Tonnerre sous les tropiques
Le 04/09/2008 à 18:20Par Arnaud Mangin
Deux sentiments essentiels sont à retenir de l'expérience Tropic Thunder, et ils sont intimement et inexorablement liés. D'abord le film était monstrueusement attendu, nourrissant les esprits de mille fantasmes. Et dans les faits, le résultat ne répond pas totalement à nos attentes... Alors non, le dernier film de Ben Stiller n'est heureusement pas une déception puisque nous sommes en présence d'une comédie de haut niveau, mais il laisse néanmoins l'impression d'être cerné par la retenue, comme s'il n'avait pas osé attraper toutes les perches qui lui étaient tendues, sans savoir où donner de la tête parmi la multitudes d'idées que lui imposait son propos. Au Final, Tropic Thunder est un film qui a son rythme, changeant, et qui n'est pas tout le temps drôle. Mais lorsqu'il l'est, on s'éclate !

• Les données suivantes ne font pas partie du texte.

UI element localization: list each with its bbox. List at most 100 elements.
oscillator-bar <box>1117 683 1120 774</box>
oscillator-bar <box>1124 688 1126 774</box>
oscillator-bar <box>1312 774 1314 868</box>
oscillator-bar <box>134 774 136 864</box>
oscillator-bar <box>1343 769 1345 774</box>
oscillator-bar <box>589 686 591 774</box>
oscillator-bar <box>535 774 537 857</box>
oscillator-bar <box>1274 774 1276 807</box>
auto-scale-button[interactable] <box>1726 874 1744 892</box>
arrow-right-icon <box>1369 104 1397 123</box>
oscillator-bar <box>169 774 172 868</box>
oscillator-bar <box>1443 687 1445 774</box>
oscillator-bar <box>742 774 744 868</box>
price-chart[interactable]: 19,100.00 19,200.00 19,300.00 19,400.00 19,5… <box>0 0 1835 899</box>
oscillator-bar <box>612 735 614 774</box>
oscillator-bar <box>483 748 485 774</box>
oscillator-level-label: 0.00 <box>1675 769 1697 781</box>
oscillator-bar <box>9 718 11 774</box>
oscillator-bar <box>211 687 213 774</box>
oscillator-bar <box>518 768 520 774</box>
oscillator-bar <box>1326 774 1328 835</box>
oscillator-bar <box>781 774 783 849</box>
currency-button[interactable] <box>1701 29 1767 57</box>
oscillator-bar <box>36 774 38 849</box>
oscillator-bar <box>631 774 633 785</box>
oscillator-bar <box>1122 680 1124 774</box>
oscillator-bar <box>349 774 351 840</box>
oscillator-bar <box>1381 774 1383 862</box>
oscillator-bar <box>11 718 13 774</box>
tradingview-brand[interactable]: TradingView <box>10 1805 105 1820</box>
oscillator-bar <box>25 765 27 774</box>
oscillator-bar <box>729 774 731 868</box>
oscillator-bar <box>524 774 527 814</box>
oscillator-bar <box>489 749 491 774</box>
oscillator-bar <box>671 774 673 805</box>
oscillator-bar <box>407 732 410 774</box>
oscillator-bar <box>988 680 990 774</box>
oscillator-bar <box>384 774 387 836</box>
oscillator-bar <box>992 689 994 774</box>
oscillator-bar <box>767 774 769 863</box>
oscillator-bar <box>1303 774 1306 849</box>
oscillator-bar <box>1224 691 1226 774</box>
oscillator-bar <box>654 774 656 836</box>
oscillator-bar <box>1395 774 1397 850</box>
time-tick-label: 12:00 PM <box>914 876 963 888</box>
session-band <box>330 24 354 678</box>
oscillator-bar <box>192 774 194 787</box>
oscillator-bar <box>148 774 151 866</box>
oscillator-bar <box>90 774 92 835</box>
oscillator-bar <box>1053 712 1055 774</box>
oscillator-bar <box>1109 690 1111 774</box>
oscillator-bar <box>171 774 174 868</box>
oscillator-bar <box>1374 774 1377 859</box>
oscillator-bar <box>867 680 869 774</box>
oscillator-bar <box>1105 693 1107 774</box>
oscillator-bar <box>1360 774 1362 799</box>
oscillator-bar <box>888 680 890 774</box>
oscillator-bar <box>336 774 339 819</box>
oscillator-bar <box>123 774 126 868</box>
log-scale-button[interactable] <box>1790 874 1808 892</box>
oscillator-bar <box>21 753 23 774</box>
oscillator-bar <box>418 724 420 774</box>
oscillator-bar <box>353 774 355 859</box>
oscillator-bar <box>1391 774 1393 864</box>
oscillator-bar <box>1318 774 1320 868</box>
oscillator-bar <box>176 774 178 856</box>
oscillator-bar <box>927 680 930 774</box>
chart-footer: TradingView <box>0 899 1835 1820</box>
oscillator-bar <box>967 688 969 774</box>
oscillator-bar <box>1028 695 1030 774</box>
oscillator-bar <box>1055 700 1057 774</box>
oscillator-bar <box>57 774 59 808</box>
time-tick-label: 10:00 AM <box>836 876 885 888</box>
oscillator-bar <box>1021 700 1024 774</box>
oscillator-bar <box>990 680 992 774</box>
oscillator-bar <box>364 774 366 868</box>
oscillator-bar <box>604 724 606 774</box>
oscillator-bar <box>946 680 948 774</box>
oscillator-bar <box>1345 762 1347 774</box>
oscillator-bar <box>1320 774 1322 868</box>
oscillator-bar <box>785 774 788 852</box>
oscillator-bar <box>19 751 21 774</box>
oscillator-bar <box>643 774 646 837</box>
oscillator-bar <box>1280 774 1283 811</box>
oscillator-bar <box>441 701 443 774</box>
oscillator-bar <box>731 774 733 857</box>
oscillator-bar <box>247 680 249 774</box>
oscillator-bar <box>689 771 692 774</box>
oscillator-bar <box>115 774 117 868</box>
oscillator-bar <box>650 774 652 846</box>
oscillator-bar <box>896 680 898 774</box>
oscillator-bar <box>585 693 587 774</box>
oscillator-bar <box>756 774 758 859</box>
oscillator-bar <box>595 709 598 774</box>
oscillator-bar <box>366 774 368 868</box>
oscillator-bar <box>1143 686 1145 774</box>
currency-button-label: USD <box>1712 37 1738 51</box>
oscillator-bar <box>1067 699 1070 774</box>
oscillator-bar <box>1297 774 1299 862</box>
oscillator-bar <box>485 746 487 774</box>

Pas facile, facile de pasticher le tout puissant Hollywood lorsque beaucoup s'y s'ont essayés avec plus (Last Action Hero, Team America) ou moins (Bidule truc muche Movie) et lorsque les dernières tendances à la parodies n'ont tout simplement rien pigé à la psychologie propre du blockbuster américain, bien gras, bien gros, mais répondant à codification Marketingo-artistique d'une grande précision. Un univers bête comme ses pieds, mais pas forcément évident à cerner. Ben Stiller a toujours su s'en amuser, jouant le jeu gentiment pour la télévision parce qu'il en avait saisi tous les rudiments. Son coup de génie consiste à retourner les armes contre elles-mêmes et de ne justement pas tomber dans le bête sketch télévisé (une pensée pour les nullards Seltzer et Friedberg) en posant sa satire culturelle au sein d'une intrigue de fond bien humaine. La caricature commence d'entrée de jeu, durant cinq premières minutes tout bonnement mémorables (mieux vaut revenir à la séance suivante que de voir le film en ayant raté le début), où les traits de fausses bandes annonces sont à peine plus grossis que la normale. De vrais logos de studios sont utilisés (Universal, New Line, Fox Searchlights) et accompagnent d'autant mieux la ghettoïsation des acteurs jusque dans les clichés les plus poussifs... A ce moment là on ne le sait pas encore, on n'y a même pas encore réfléchi (on est occupé à s'essuyer le coin des yeux après avoir pleuré de rire), mais tout est déjà dit...
En effet, au delà de la comédie, du centième degré, des idées qui tombent à pique et de la satire hollywoodienne, Tropic Thunder aborde à notre grande surprise la recherche identitaire de l'acteur - de la star même - dans un univers où chacun reste à sa place pour que les bovins soient bien gardés. Un univers où l'icône bouffe littéralement l'être humain sans considération, laissant même planer l'idée que pour remporter un Oscar, il faut jouer le dernier des attardés mentaux (dixit tout le monde)... mais avec nuance (dixit le personnage de Robert Downey Jr). Loin d'être con, donc, le film de Ben Stiller est avant tout un film de personnages, certes outranciers, mais dont la reconnaissance dans la multiplication étouffe ce que le cinéma pourrait proposer si conçu avec dextérité : Des suites à foison pour le héros de film d'action, un comique raté qui joue tous les personnages de sa comédie grasse et l'acteur reconnu dont toutes les récompenses s'affichent autour de lui à la moindre apparition. Et on sait à quel point la détresse est le fer de lance de toute comédie qui se respecte.
Le hic, c'est que si Stiller est très juste dans son propos en choisissant le film de guerre (genre où se croisent toutes les catégories et toutes les performances) il plombe sa narration de quelques coups de mou qui empêchent Tropic Thunder d'être une déconne de tous les instants. Chose d'autant plus dommage puisque lorsque les idées sont là, elles sont démentes et offrent à ses protagonistes une occasion rare de se lâcher. Saluer Robert Downey n'est pas trop original, même si passer de la tronche de Fred Williamson à celle de Greg Kinnear (en passant par un camouflage de paysan vietnamien) relève d'une géniale démence. On s'esclaffera surtout devant un Tom Cruise totalement métamorphosé pour l'occasion, dans le rôle d'un producteur ordurier s'improvisant en piètre négociateur avec des terroristes mondiaux. De grands, voire très grands moments, dans un film global qui l'est un peu moins... juste un peu.